アメリカで販売を開始し、手軽に導入できるスマートロックとして世界中で5万台が出荷されるほどの人気となっている「セサミ スマートロック」。日本でもクラウドファンディングのMakuakeにて「セサミmini」のプロジェクトもスタート。すでに目標金額はクリアしているほど好調だ。
その「セサミmini」を提供しているCANDY HOUSEが、セサミシリーズの生産を担当する台湾へのプレスツアーを実施。CANDY HOUSEのCEO Jerming Gu氏もツアーに同行し、プレス向けにセサミシリーズについてのインタビューが行なわれた。
──セサミ スマートロックを開発した経緯を教えてください
Jerming Gu氏(以下Jerming) 2013年からアメリカのスタンフォード大学へロボット工学を学ぶために留学をスタートしたのですが、そのときにアメリカでみたキャッシュレス社会に感銘を受けました。カフェなどの支払いが実にスマートで、しかも小銭などを持ち歩く必要がないのでポケットがスッキリします。

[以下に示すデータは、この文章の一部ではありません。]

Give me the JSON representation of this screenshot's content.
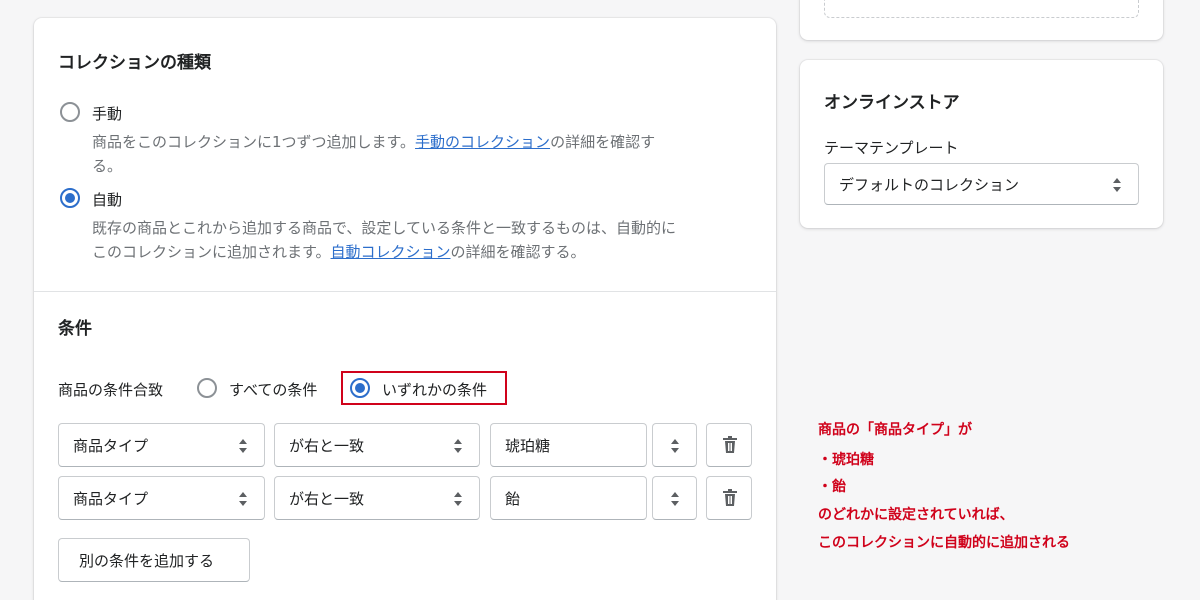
{
  "collection_type": {
    "heading": "コレクションの種類",
    "manual": {
      "label": "手動",
      "help_prefix": "商品をこのコレクションに1つずつ追加します。",
      "help_link": "手動のコレクション",
      "help_suffix": "の詳細を確認す",
      "help_line2": "る。",
      "selected": false
    },
    "automatic": {
      "label": "自動",
      "help_line1": "既存の商品とこれから追加する商品で、設定している条件と一致するものは、自動的に",
      "help_prefix": "このコレクションに追加されます。",
      "help_link": "自動コレクション",
      "help_suffix": "の詳細を確認する。",
      "selected": true
    }
  },
  "conditions": {
    "heading": "条件",
    "match_label": "商品の条件合致",
    "match_all": "すべての条件",
    "match_any": "いずれかの条件",
    "selected": "match_any",
    "rows": [
      {
        "field": "商品タイプ",
        "operator": "が右と一致",
        "value": "琥珀糖"
      },
      {
        "field": "商品タイプ",
        "operator": "が右と一致",
        "value": "飴"
      }
    ],
    "add_button": "別の条件を追加する"
  },
  "online_store": {
    "heading": "オンラインストア",
    "template_label": "テーマテンプレート",
    "template_value": "デフォルトのコレクション"
  },
  "annotation": {
    "lines": [
      "商品の「商品タイプ」が",
      "・琥珀糖",
      "・飴",
      "のどれかに設定されていれば、",
      "このコレクションに自動的に追加される"
    ]
  },
  "colors": {
    "accent": "#2c6ecb",
    "annotation_red": "#d0021b",
    "background": "#f6f6f7"
  }
}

そこで気がついたのですが、もうひとつポケットにあるじゃないかと。それが鍵だったんです。この鍵がなくなればもっとスマートになるのではと思い、スマートロックの開発に取り組みました。
──当時もアメリカではすでにスマートロックは多くの企業が取り組んでいたと思いますが、セサミとの違いは?

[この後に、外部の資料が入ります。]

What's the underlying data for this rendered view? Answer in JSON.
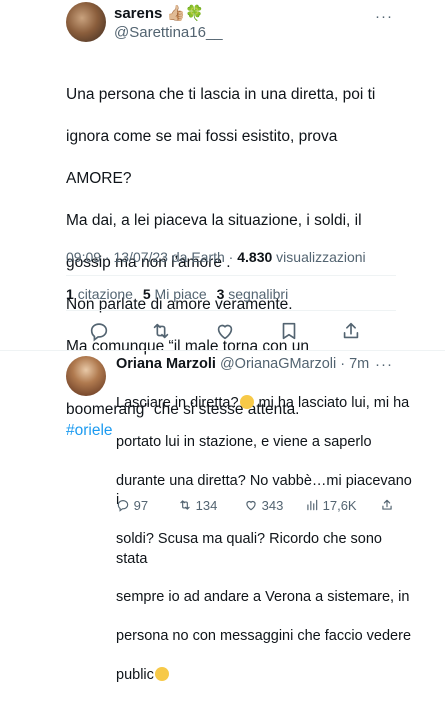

Jerming 確かにすでにスマートロックは市場にありましたが、多くが取り付けのためにサムターンをいったん緩めたりと、取り付け作業に工具やドアへの加工が必要なものばかりでした。当時大学の寮に住んでいたため、ドアを加工して取り付けることができなかったので、もっと手軽に装着できるタイプとして考案したのがセサミです。
──なぜセサミはそういった加工など不要なタイプに作れたのでしょうか?
Jerming たまたま上手くいったのですが、粘着テープで装着するため本体を軽くしようと金属はほとんど使わずプラスチックで製作したのが一番の要因です。ただし耐久性、特にギヤの耐久性には苦労しました。最初のプロトタイプでは200回ほど使うと壊れてしまったり。10種類ほど素材を試して、現在の耐久性のある製品に仕上げています。また、モーターも工場にオーダーして専用にカスタマイズしたものを使っています。
──日本への市場参入の理由は?
Jerming 実はアメリカに留学する前の2年間、大阪に留学していました。神戸でアルバイトもしていましたし、京都など古い文化が今も残っている日本が好きなんです。利益を求めてというより、日本が大好きなんですよ。

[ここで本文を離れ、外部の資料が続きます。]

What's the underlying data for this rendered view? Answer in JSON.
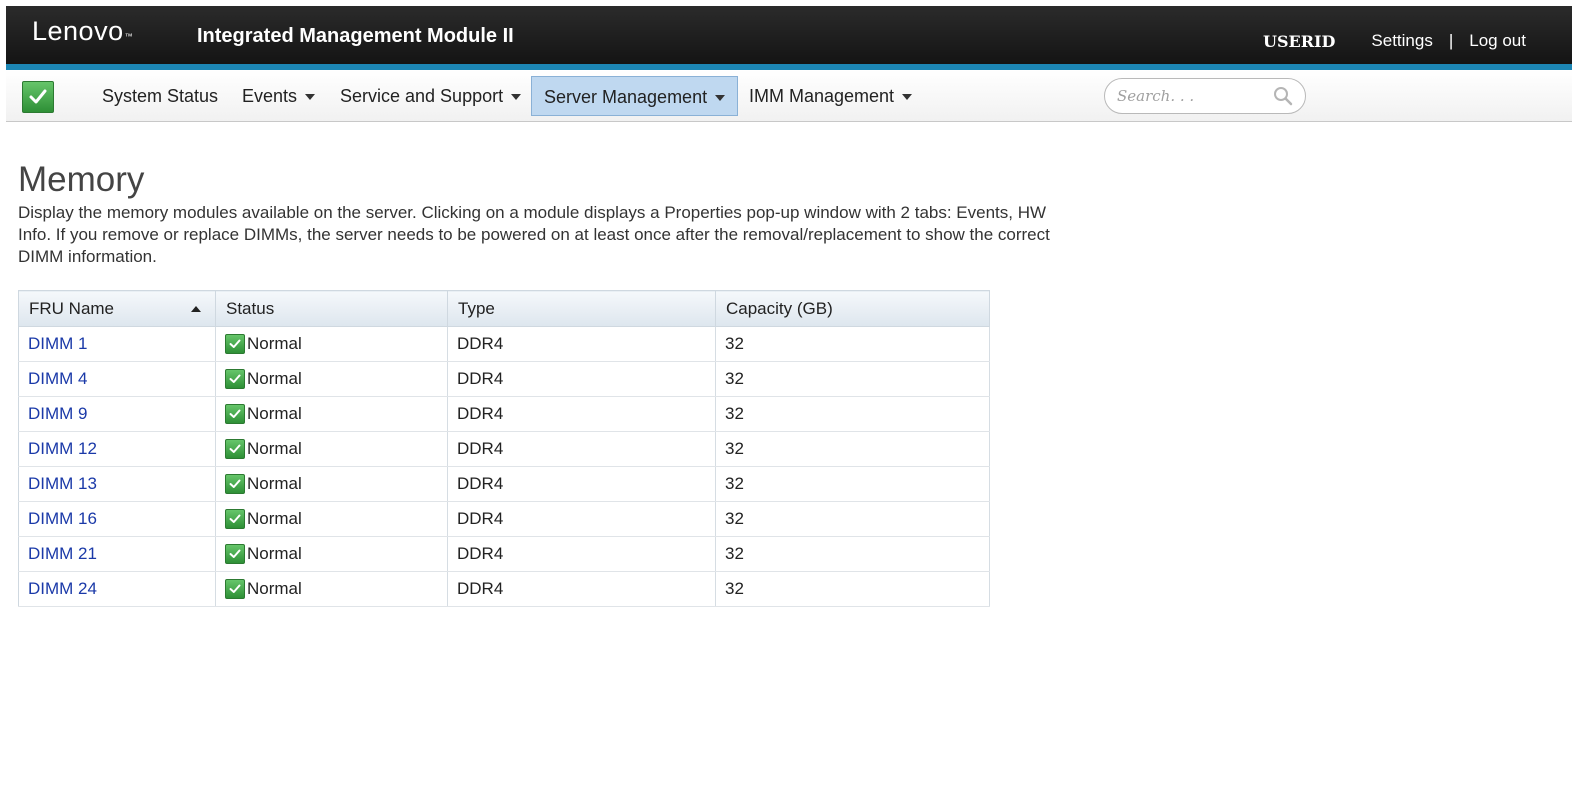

ただ、日本に参入するにあたって、アメリカなどで発売したモデルではなく、一回り小型化した「セサミmini」を用意しました。アメリカのサムターンのほうが2倍ほど大きいので、それならば小型化したほうがいいだろうと。使用しているモーターやギアなどは基本的には同じなので、耐久性などは変わっていません。
──今後の展開について教えてください。
Jerming Makuakeでのプロジェクトは目標金額に到達していますが、初回出荷分はまだ2500台ほど余裕がありますので、これをしっかりと販売していきたいです。そのほか中国にも子会社を設立する予定で、こちらではセサミシリーズのほかドアにビルトインしたタイプのリリースも考えています。
また、現在はスマートフォンとの連携で解錠していますが、指紋や音声といった認証でのロック解除も研究中です。もっとたくさんの方に使ってもらいたいと考えています。